Усы (сборник)
Шрифт:
– Последние ваши романы уже совершенно другие. Мистика исчезла, вернулся реализм?
– Вот я написал три вещи – «Альтист», «Аптекарь» и «Шеврикука», самая важная для меня вещь – и мне показалось, что я уже в какой-то одной интонационной среде нахожусь. Мне стало скучно, я решил поменять интонацию и вести рассказ от лица совершенно другого человека, на меня непохожего. Получился «Бубновый валет». С одной стороны, вроде как бы реалистическое произведение, а в то же время там есть события, которые в жизни не происходили, но могли произойти. Но мне кажется, с реализмом сейчас уже трудно. И поэтому следующее сочинение – «Камергерский переулок» – я писал опять с элементами фантасмагории, московской такой мифологии. Попытался передать картину жизни нашего времени, как и сейчас а «Лягушках».
– В
– Я сейчас роман пишу – «Лягушки».
– «Лягушки»? Как Аристофан?
– Вот мне все сразу говорят: «Аристофан». А я говорю: «Вы что, читали «Лягушки» Аристофана? С чего это вдруг?» Я-то сейчас два раза перечитал этих «Лягушек», там вообще почти никаких лягушек нет. Они где-то там поют, когда на лодке с Хароном переезжают, и больше никаких лягушек. А у меня есть повод назвать этот роман «Лягушками» – есть там одна совершенно реалистическая сцена, а она воспринимается как фантасмагорическая.

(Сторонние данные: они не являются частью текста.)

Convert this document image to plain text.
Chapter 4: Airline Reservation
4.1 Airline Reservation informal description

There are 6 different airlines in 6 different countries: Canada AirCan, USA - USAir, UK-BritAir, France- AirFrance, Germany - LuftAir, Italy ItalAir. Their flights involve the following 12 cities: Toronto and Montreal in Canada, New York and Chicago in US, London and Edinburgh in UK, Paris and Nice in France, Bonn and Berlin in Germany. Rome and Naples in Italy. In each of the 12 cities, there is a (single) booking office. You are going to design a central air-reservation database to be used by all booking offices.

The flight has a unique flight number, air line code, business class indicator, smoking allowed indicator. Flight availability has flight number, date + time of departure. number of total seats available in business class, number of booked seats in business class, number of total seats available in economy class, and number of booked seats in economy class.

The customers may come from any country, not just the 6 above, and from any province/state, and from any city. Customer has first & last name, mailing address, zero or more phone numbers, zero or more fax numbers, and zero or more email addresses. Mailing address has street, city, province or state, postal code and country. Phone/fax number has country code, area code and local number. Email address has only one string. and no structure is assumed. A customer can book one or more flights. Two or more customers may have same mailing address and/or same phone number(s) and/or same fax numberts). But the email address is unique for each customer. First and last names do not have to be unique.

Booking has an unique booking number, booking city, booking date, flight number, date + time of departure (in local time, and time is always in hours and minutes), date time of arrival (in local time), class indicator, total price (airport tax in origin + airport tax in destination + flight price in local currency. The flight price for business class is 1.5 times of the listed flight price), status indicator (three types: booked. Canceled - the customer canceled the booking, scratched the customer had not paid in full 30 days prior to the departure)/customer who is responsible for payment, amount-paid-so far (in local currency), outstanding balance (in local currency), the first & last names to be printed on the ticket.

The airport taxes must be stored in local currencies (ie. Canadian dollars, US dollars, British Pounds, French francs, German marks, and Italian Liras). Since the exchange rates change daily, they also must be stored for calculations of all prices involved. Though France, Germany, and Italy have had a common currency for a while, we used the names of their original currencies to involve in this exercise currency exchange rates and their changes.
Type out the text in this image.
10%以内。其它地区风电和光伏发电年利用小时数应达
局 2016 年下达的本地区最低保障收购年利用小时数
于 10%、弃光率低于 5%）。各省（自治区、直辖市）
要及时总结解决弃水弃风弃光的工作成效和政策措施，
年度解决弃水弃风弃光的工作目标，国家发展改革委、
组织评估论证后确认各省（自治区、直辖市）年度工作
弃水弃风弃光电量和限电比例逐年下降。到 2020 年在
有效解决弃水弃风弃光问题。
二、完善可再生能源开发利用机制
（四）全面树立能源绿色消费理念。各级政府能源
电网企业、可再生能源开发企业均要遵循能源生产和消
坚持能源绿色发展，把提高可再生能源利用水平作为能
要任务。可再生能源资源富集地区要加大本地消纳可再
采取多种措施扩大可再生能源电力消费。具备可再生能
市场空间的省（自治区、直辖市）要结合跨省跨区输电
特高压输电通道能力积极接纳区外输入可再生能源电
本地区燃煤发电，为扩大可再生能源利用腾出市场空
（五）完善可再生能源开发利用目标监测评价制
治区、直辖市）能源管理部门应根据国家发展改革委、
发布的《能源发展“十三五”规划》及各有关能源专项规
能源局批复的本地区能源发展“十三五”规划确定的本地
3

– Вы хотите сказать, жизнь настолько фантасмагорична, что и выдумывать ничего не нужно?
– Да. Я, когда писал «Альтиста», думал, что финал будет более драматический. Но у меня вдруг начало все совпадать: я главу напишу, а потом с этим персонажем в жизни произойдет совершенно такая же история. Я испугался и сделал нейтральную концовку.

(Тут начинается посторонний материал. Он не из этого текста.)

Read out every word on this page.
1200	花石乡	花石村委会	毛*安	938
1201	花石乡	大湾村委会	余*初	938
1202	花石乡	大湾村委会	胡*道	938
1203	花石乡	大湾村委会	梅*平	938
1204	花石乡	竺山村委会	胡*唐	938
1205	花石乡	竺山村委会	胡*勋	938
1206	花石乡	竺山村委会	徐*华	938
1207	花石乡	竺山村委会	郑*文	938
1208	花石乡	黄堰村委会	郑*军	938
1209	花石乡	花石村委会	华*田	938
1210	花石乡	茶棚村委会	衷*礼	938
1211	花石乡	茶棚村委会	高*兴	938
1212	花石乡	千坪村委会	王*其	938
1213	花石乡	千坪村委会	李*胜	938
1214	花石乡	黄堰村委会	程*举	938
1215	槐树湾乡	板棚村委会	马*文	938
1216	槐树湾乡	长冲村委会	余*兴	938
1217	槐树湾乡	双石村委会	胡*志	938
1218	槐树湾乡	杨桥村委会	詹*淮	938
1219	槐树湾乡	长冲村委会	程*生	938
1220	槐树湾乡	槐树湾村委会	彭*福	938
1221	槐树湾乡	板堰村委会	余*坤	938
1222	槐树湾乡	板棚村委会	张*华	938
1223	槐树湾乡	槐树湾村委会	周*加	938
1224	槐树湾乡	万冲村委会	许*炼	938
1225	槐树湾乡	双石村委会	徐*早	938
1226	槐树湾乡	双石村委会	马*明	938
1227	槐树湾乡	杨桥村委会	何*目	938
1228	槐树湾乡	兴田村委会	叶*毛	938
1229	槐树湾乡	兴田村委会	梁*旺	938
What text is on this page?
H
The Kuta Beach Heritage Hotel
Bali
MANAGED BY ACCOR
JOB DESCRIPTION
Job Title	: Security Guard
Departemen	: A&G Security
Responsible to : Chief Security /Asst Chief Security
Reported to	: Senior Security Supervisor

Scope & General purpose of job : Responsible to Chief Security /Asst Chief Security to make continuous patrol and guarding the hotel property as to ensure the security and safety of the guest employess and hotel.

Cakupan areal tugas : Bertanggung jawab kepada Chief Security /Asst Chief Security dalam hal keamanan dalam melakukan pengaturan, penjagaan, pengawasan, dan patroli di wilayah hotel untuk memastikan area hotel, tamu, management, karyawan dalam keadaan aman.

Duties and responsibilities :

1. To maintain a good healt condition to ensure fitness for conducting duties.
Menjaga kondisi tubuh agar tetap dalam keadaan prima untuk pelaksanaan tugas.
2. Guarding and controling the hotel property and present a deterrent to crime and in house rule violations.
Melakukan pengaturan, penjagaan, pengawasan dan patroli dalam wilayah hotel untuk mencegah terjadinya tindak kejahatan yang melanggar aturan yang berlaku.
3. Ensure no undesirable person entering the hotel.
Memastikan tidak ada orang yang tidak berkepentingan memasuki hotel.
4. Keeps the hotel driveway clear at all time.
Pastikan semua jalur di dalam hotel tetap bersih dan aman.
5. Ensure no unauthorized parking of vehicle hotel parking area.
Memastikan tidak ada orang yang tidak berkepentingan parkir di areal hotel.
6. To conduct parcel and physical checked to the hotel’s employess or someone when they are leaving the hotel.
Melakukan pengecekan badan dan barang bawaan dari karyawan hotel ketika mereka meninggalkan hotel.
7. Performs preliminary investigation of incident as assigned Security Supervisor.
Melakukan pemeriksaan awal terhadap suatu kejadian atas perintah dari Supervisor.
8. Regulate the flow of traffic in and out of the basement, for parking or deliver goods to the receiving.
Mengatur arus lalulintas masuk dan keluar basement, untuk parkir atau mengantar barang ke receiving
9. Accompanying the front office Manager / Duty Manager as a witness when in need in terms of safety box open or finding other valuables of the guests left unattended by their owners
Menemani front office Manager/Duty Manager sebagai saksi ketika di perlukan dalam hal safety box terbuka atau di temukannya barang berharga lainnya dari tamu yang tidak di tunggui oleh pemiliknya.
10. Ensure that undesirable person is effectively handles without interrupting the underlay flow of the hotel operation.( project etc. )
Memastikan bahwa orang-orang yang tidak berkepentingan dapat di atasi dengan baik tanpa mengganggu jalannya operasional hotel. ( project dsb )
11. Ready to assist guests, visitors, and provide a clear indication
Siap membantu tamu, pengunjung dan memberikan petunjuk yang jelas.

– А часто вообще так бывает?
– Нет, не часто. Вот расскажу вам, как я написал эпизод, который потом со мной произошел. Отцу сделали операцию. Причем там по жизненным показаниям гарантий не было никаких, и я даже расписался где-то. Меня попросили поболтаться где-нибудь часов пять, в шашлычную сходить, еще там чего-нибудь, чтобы отвлечься. Ну, вроде операция прошла нормально. Еду я из Измайлова в Останкино на трамвае. На Каланчевке пересадка. Стою и думаю: «Вот бы сейчас стакан водки». И тут ко мне подходит человек и, стесняясь, начинает говорить: «Понимаешь, не могу пить один». Наливает мне стакан водки. Я выпиваю и машинально так смотрю на этот стакан. А он мне: «Все, больше вы и не хотели». И привет, я в свой трамвай сел, а он – в другую сторону. А у меня этот эпизод уже в «Альтисте» был написан. Именно так и был написан!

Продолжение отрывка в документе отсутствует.